Contra a colonização do pensamento

O escritor João Ubaldo Ribeiro contribuiu para as reflexões sobre as diferentes identidades brasileiras

João Ubaldo sentado na raiz de uma árvore nas ruínas da Igreja de  Nosso Senhor de Vera Cruz, em Itaparica, 1989. Na época, ele  estava escrevendo  O sorriso do lagarto

PEDRO MARTINELLIJoão Ubaldo sentado na raiz de uma árvore nas ruínas da Igreja de Nosso Senhor de Vera Cruz, em Itaparica, 1989. Na época, ele estava escrevendo O sorriso do lagartoPEDRO MARTINELLI

Quando tomou posse na Academia Brasileira de Letras (ABL), em 1992, disse o escritor baiano João Ubaldo Ribeiro, lembrando seu predecessor, Carlos Castello Branco: “Tampouco sou homem de letras no sentido rigoroso do termo. Sou apenas um romancista, um contador de histórias”. Para os estudiosos de sua obra ele foi mais do que isso: era um pensador da identidade de seu povo. Cronista, jornalista e roteirista, o intelectual que morreu no Rio de Janeiro em julho, aos 73 anos, era considerado, sobretudo, o narrador de uma história do Brasil.

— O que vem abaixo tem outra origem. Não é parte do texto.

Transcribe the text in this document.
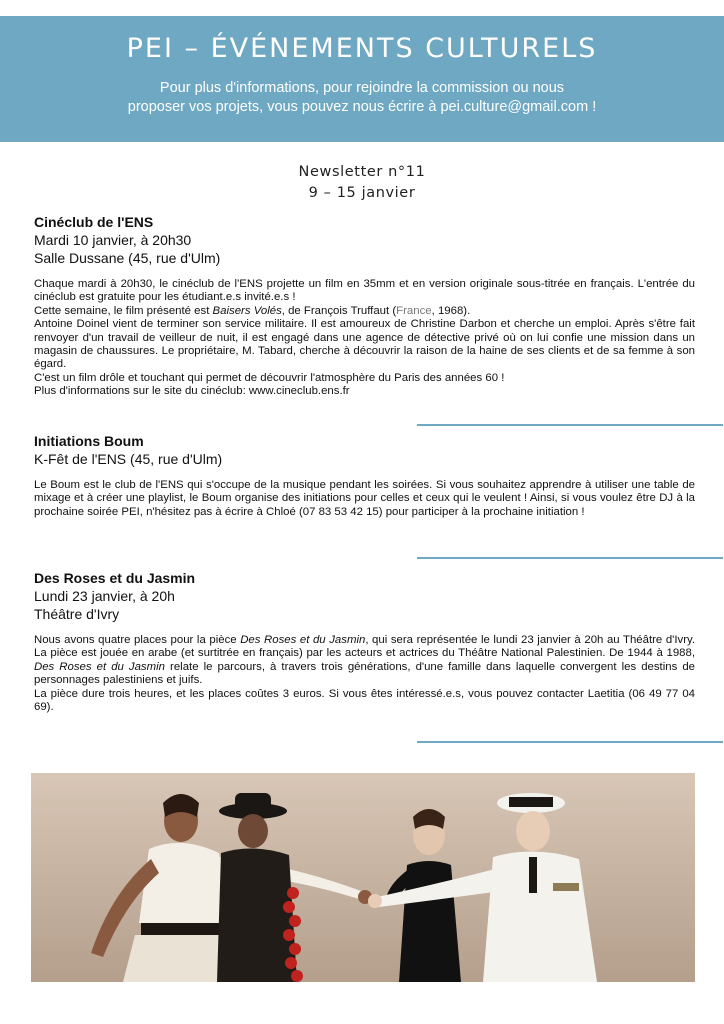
PEI – ÉVÉNEMENTS CULTURELS
Pour plus d'informations, pour rejoindre la commission ou nous
proposer vos projets, vous pouvez nous écrire à pei.culture@gmail.com !
Newsletter n°11
9 – 15 janvier
Cinéclub de l'ENS
Mardi 10 janvier, à 20h30
Salle Dussane (45, rue d'Ulm)
Chaque mardi à 20h30, le cinéclub de l'ENS projette un film en 35mm et en version originale sous-titrée en français. L'entrée du cinéclub est gratuite pour les étudiant.e.s invité.e.s !
Cette semaine, le film présenté est Baisers Volés, de François Truffaut (France, 1968).
Antoine Doinel vient de terminer son service militaire. Il est amoureux de Christine Darbon et cherche un emploi. Après s'être fait renvoyer d'un travail de veilleur de nuit, il est engagé dans une agence de détective privé où on lui confie une mission dans un magasin de chaussures. Le propriétaire, M. Tabard, cherche à découvrir la raison de la haine de ses clients et de sa femme à son égard.
C'est un film drôle et touchant qui permet de découvrir l'atmosphère du Paris des années 60 !
Plus d'informations sur le site du cinéclub: www.cineclub.ens.fr
Initiations Boum
K-Fêt de l'ENS (45, rue d'Ulm)
Le Boum est le club de l'ENS qui s'occupe de la musique pendant les soirées. Si vous souhaitez apprendre à utiliser une table de mixage et à créer une playlist, le Boum organise des initiations pour celles et ceux qui le veulent ! Ainsi, si vous voulez être DJ à la prochaine soirée PEI, n'hésitez pas à écrire à Chloé (07 83 53 42 15) pour participer à la prochaine initiation !
Des Roses et du Jasmin
Lundi 23 janvier, à 20h
Théâtre d'Ivry
Nous avons quatre places pour la pièce Des Roses et du Jasmin, qui sera représentée le lundi 23 janvier à 20h au Théâtre d'Ivry. La pièce est jouée en arabe (et surtitrée en français) par les acteurs et actrices du Théâtre National Palestinien. De 1944 à 1988, Des Roses et du Jasmin relate le parcours, à travers trois générations, d'une famille dans laquelle convergent les destins de personnages palestiniens et juifs.
La pièce dure trois heures, et les places coûtes 3 euros. Si vous êtes intéressé.e.s, vous pouvez contacter Laetitia (06 49 77 04 69).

João Ubaldo formou-se em direito, fez mestrado em administração e em ciência política, tornou-se professor na Universidade Federal da Bahia (UFBA), mas desistiu da vida acadêmica. Os pesquisadores que estudam sua obra consideram que ele ganhou relevância não só como escritor, mas também como intelectual e cientista político. Nesse campo, Viva o povo brasileiro teve papel vital. Para Rita Olivieri-Godet, professora titular de literatura brasileira na Université Rennes 2, na França, as páginas de Viva o povo brasileiro mostram a ilha de Itaparica, na Bahia, como um microcosmo do país. “O livro faz parte das obras fundamentais do pensamento brasileiro sobre o Brasil. Ubaldo pertence à classe dos grandes intérpretes da nação”, diz ela. Para a pesquisadora, pelo viés de um amplo afresco dos processos históricos constitutivos da sociedade brasileira e de seus deslocamentos, o romance revisita as diversas visões interpretativas produzidas por intelectuais e escritores ao longo dos séculos. “E reserva um lugar de destaque às manifestações da cultura afro-brasileira, o que lhe permite interrogar as origens dos dramas sociais vividos pela população mestiça, negra e pobre, explorando o saber histórico das lutas”, observa Rita, autora de Construções identitárias na obra de João Ubaldo Ribeiro (Hucitec/EdUEFS/Academia Brasileira de Letras, 2009).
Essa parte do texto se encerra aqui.